Editorial JP, 29 de setembro
A intelectualidade nociva
dos personagens encapuzados não é o único fator surpreendente num vídeo que
supostamente teria sido gravado por bandidos na Penitenciária de Pedrinhas
enviando recados para o governo e com reivindicações dignas de comunidades
trabalhadoras as mais exploradas. Há muito mais por trás dos panos finos e
coloridos dos capuzes, como a linguagem ilustrada, livre do tom agressivo e da
pornofonia natural da bandidagem, o que levanta a suspeita de que tudo foi
ensaiado, com direito a diretor artístico, contra regra e, principalmente,
diretor de iluminação.
Linguagem ilustrada apenas,
não.

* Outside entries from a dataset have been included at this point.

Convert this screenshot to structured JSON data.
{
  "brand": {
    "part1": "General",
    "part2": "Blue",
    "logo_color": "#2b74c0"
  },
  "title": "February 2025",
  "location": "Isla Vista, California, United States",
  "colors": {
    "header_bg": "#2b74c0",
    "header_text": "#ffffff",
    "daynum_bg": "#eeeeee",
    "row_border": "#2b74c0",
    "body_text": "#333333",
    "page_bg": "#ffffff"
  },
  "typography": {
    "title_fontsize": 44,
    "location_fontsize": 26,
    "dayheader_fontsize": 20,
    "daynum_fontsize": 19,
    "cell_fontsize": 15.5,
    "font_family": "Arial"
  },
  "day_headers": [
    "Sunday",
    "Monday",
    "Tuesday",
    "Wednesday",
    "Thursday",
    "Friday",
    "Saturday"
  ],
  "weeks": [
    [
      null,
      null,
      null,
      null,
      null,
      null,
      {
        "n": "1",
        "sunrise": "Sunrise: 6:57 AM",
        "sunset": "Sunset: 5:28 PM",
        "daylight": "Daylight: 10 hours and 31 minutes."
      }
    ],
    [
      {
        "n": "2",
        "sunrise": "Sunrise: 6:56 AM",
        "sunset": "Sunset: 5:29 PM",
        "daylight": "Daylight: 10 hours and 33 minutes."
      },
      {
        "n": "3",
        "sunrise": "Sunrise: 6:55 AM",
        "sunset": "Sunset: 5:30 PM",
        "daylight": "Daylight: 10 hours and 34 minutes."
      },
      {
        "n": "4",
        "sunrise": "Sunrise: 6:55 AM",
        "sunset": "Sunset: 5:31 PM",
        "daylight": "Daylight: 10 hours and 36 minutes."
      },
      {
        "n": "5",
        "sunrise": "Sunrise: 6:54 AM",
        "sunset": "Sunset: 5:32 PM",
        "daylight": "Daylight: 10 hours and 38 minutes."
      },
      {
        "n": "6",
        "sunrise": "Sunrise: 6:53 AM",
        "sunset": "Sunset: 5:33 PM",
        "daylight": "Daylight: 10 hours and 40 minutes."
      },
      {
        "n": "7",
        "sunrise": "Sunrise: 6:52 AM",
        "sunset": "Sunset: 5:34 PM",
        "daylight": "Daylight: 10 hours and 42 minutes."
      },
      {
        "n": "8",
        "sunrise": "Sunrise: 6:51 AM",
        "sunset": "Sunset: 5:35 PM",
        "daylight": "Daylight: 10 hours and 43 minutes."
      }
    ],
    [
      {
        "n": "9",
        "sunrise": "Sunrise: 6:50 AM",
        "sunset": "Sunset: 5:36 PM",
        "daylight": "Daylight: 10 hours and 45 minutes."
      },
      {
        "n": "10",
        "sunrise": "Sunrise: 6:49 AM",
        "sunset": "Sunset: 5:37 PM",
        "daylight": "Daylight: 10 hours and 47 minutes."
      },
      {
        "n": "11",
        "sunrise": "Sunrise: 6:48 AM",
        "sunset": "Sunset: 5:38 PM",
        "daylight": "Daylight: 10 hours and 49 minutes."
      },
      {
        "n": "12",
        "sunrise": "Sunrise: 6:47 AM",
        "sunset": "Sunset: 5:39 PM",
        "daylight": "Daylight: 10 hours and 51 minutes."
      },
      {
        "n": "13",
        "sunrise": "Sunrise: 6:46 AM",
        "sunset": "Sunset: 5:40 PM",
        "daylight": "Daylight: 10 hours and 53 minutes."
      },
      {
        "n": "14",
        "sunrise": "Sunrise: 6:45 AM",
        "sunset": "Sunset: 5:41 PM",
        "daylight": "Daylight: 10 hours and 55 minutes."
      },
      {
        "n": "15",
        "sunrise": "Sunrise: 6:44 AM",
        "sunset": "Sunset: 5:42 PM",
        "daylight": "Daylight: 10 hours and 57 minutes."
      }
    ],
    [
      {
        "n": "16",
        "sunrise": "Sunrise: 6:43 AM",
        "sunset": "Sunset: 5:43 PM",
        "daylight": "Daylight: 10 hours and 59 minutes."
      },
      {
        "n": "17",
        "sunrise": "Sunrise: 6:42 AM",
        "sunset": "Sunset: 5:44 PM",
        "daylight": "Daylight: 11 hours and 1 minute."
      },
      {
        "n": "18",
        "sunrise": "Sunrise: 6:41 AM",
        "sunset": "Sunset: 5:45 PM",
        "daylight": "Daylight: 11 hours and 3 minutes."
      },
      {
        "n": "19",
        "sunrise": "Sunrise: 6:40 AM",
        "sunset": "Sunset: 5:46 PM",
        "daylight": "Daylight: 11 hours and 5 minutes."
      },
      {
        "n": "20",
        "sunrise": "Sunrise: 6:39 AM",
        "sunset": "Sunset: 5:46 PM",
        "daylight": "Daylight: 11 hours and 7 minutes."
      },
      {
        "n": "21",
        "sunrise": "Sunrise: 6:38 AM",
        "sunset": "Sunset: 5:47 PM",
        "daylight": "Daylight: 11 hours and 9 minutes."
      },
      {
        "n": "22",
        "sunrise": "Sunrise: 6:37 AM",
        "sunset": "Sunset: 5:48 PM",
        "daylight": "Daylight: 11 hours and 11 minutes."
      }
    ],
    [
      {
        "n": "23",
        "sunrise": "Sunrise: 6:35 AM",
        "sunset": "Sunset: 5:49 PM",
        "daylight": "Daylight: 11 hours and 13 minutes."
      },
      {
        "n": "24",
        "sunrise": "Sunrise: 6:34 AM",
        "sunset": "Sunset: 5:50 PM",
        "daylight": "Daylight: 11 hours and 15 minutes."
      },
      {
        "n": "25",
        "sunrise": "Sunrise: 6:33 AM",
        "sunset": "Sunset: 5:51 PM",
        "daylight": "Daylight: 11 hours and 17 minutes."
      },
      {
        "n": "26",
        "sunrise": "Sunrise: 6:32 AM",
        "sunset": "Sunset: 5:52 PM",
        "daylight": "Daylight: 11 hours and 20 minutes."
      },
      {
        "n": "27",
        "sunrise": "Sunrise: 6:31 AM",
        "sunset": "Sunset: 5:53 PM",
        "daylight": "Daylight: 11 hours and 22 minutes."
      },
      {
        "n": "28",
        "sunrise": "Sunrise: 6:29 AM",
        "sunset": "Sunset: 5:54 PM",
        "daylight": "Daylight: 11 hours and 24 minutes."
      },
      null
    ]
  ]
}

Parece texto de professor, advogado, sociólogo ou jornalista, com
expressões semânticas como “máquina opressora do Estado”, contestações como a
de que “o governo não tem como suprir nossa alimentação” e acusações
constitucionais como a de que “o governo não age como rege a lei”, deixando a
impressão de que há uma universidade funcionando dentro do Complexo Penitenciário
de Pedrinhas ou, então, de que as facções criminosas chegaram ao nível de pagar
cursos de pós-graduação em mestrado e doutorado para seus membros. Um curta
metragem digno de cineastas hollyoodianos. Bem diferente, na linguagem,
sonorização e dicção, das falas arrastadas e famintas das favelas ou de quem
passou a vida gritando “sujou, são os home!” ou “passa a grana, otário ou tu
vai amanhecer com a boca cheia de formiga!”.
Evidente que uma produtora
de vídeo ou um produtor cinematográfico precisa ter cuidados com a qualidade da
animação, os efeitos especiais, para que não se alterem as intenções dos
roteiristas, nem se danifique gramaticalmente o roteiro que sustentará a
história. É preciso que seus privilegiados clientes, no caso na política e na
mídia, recebam um produto de alta qualidade para vender ilusões e mentiras.
Tanto é que, visto o vídeo ficcional dos catedráticos bandidos na internet,
qualquer produtor executivo se arriscaria a comprar os direitos da obra
literária que o originou. O drama é instigante como um épico de Glauber Rocha,
apesar do cheiro de comédia de quinta categoria.
E, se vale uma postura de
crítico de cinema, o único senão a ser considerado é que o curta-metragem
político-eleitoral deixa nos cinéfilos aquela sensação de “eu já vi esse filme”,
exatamente num setembro véspera de eleição. No ano de 2014, quando os ataques a
ônibus e o terror imposto pelo crime organizado não tinham qualquer resposta
policial do governo, o bandido André Caldas, através de um vídeo de produtora
eleitoralmente similar, acusou o então candidato Flávio Dino de ser “um dos cabeças
de quadrilhas de assaltantes de bancos no Maranhão”.
Repete-se tudo agora e todos
podem dizer: eu já vi esse filme, sei quem são o roteirista, o diretor e o
produtor. E ele só entra em cartaz em véspera de eleição.